After breakfast we packed a lunch and left on our days' travels. First up was a short drive up the mountain to Culp Valley, and a hike to Pena Spring. We ended up going way past the spring, down to the end of the valley where there was a wonderful view overlooking Borrego Springs. Then we hiked back up to the spring, which was actually running. The miniature stream was about 6 inches across, and ran for 25-30 yards before it seeped into the ground.
|Max at the beginning of the trail.|
|Don, Patty, Max, and Patrick coming down the trail.|
|At the pour-off/viewpoint.|
|Patty, Don, and Patrick looking out over Borrego Valley.|
|The lower part of the "stream" coming out of Pena Spring|
|It doesn't show up that well, but that's running water.|
|I have no idea what kind of berries these are. They look pretty good!|
|The spring is in the center of the photo, behind the large green bushes and in a stand of small trees.|
From Ranchita we took the S22 over to the S2 and drove back into the park. We then took a left on the 78 and went about 6 miles to the Mine Wash Road. There we went south about a mile and a half and parked next to a large pile of rocks (reminiscent of the rocks at Joshua Tree). In the late 1800s there was a Kumeyaay village, so we walked around to see what remnants we could see.

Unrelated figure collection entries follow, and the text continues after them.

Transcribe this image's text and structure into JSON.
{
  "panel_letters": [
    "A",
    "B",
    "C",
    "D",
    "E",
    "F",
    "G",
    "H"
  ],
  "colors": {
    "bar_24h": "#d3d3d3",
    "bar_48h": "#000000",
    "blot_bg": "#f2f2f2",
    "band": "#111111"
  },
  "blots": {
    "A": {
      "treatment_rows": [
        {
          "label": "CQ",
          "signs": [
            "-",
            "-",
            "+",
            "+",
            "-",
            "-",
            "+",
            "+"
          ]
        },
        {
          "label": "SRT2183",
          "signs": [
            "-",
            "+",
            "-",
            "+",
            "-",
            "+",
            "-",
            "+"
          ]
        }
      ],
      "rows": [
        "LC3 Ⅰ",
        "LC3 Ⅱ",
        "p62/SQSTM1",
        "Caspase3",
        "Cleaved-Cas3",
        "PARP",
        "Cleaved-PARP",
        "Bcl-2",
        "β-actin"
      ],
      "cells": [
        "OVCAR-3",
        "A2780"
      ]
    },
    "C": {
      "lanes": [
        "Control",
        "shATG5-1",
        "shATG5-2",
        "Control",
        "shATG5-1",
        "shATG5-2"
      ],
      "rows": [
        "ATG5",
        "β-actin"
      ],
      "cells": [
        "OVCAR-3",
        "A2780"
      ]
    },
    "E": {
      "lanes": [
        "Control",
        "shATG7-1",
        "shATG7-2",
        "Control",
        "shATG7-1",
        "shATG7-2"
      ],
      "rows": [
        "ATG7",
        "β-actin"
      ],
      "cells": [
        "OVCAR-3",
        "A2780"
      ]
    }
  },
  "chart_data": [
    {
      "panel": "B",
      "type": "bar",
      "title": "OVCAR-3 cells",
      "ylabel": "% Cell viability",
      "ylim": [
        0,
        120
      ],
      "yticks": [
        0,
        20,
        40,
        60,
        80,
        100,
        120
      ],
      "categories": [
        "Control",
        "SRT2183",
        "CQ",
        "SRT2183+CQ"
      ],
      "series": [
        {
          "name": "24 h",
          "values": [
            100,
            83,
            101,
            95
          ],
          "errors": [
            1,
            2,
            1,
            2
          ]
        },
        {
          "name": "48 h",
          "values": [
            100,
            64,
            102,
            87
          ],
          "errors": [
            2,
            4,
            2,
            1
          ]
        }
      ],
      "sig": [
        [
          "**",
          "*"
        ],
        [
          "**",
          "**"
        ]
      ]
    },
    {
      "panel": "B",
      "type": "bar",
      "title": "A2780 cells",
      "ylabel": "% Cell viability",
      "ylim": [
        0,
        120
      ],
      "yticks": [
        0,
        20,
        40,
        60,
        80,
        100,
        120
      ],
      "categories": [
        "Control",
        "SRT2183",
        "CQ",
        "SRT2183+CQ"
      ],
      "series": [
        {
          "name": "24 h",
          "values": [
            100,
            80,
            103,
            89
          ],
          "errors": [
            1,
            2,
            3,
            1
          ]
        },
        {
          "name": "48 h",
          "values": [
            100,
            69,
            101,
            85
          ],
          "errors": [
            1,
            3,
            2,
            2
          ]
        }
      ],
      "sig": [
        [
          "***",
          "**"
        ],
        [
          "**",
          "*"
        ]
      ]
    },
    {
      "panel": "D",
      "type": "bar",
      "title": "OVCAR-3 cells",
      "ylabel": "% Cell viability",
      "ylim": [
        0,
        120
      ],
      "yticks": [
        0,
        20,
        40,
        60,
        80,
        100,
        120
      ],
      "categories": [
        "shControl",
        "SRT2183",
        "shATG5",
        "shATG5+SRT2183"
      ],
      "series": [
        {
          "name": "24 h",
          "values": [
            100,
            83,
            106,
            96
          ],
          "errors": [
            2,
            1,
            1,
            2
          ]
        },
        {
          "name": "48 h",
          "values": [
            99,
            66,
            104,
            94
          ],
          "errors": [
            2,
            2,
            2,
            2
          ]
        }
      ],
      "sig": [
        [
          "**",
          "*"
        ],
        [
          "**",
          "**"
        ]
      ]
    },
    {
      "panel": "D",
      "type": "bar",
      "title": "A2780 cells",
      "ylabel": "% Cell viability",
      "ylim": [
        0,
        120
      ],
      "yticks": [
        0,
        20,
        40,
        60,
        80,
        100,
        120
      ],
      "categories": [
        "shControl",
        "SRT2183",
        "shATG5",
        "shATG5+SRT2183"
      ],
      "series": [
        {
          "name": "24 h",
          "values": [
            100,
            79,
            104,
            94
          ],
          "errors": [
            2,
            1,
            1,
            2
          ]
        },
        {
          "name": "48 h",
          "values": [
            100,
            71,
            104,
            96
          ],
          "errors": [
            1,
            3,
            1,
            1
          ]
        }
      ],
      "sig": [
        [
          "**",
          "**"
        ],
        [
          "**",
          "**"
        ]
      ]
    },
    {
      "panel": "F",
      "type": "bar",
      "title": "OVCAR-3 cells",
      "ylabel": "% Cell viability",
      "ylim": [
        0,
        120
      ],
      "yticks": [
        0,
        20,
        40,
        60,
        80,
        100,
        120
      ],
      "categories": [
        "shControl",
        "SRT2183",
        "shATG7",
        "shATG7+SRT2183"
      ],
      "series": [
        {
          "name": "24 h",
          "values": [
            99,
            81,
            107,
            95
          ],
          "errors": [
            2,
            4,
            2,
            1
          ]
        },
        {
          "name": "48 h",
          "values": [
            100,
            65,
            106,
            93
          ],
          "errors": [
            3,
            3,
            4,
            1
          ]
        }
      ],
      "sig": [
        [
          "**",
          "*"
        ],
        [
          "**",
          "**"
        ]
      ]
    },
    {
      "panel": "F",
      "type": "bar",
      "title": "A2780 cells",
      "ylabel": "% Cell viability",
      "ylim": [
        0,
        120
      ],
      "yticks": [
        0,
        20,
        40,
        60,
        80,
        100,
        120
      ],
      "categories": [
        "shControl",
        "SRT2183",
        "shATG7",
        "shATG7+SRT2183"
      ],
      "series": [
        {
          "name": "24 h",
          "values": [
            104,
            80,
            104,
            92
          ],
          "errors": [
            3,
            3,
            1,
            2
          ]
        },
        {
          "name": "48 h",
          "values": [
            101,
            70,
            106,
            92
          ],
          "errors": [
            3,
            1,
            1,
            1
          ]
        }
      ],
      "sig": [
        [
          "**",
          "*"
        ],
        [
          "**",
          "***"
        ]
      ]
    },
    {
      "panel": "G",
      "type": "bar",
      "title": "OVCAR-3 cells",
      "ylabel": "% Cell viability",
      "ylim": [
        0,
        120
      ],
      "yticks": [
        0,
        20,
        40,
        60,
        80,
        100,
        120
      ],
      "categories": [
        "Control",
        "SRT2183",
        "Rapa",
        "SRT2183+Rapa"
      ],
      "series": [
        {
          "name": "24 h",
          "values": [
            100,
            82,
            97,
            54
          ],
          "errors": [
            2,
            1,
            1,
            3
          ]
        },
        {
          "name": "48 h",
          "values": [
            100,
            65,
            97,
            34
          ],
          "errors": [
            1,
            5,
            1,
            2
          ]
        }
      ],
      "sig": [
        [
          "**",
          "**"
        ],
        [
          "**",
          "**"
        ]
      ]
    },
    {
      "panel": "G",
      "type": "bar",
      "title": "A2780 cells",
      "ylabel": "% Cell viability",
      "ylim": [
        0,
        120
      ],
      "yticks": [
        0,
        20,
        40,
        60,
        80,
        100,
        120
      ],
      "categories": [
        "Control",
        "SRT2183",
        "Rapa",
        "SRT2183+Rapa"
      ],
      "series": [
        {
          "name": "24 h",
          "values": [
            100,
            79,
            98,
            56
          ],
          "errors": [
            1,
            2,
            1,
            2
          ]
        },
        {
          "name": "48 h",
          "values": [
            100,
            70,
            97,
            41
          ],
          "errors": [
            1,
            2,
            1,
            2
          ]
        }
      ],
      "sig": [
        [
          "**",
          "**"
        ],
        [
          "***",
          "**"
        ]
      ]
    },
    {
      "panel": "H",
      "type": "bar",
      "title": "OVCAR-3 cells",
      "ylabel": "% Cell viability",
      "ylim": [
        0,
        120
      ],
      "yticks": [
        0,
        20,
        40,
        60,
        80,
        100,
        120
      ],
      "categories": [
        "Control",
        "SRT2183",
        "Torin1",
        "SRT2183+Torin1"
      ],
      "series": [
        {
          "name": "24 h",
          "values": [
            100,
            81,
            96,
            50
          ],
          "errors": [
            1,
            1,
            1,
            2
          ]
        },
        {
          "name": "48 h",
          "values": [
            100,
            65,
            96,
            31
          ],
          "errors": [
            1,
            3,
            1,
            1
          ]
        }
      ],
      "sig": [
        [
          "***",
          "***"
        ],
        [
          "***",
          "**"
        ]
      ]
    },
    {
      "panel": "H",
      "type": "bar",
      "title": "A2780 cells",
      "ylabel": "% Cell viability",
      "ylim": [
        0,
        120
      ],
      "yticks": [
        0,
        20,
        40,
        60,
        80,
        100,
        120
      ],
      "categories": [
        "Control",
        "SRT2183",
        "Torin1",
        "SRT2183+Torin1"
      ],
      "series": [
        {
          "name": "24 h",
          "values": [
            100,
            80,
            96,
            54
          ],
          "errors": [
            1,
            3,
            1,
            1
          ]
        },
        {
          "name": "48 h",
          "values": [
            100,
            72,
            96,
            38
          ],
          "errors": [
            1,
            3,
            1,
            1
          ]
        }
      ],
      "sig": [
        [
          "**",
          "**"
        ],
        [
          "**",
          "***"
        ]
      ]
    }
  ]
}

|Large mortero rock with a metate still on it.|
|An even larger mortero|
|The bloom at the end of an Ocotillo branch|
|Patrick and Max climbing on the rocks|
I think I've fallen in love with Anza-Borrego. All these years I've lived in California, all these years I've heard Patrick talk about it, and this was the first time. For some reason I thought it was all a giant OHV area. Since I really don't care for the OHV crowd, I'd never gone. But the park and the Ocotillo Wells OHV park are two separate areas - and you can't OHV in Anza-Borrego. So, we'll be back!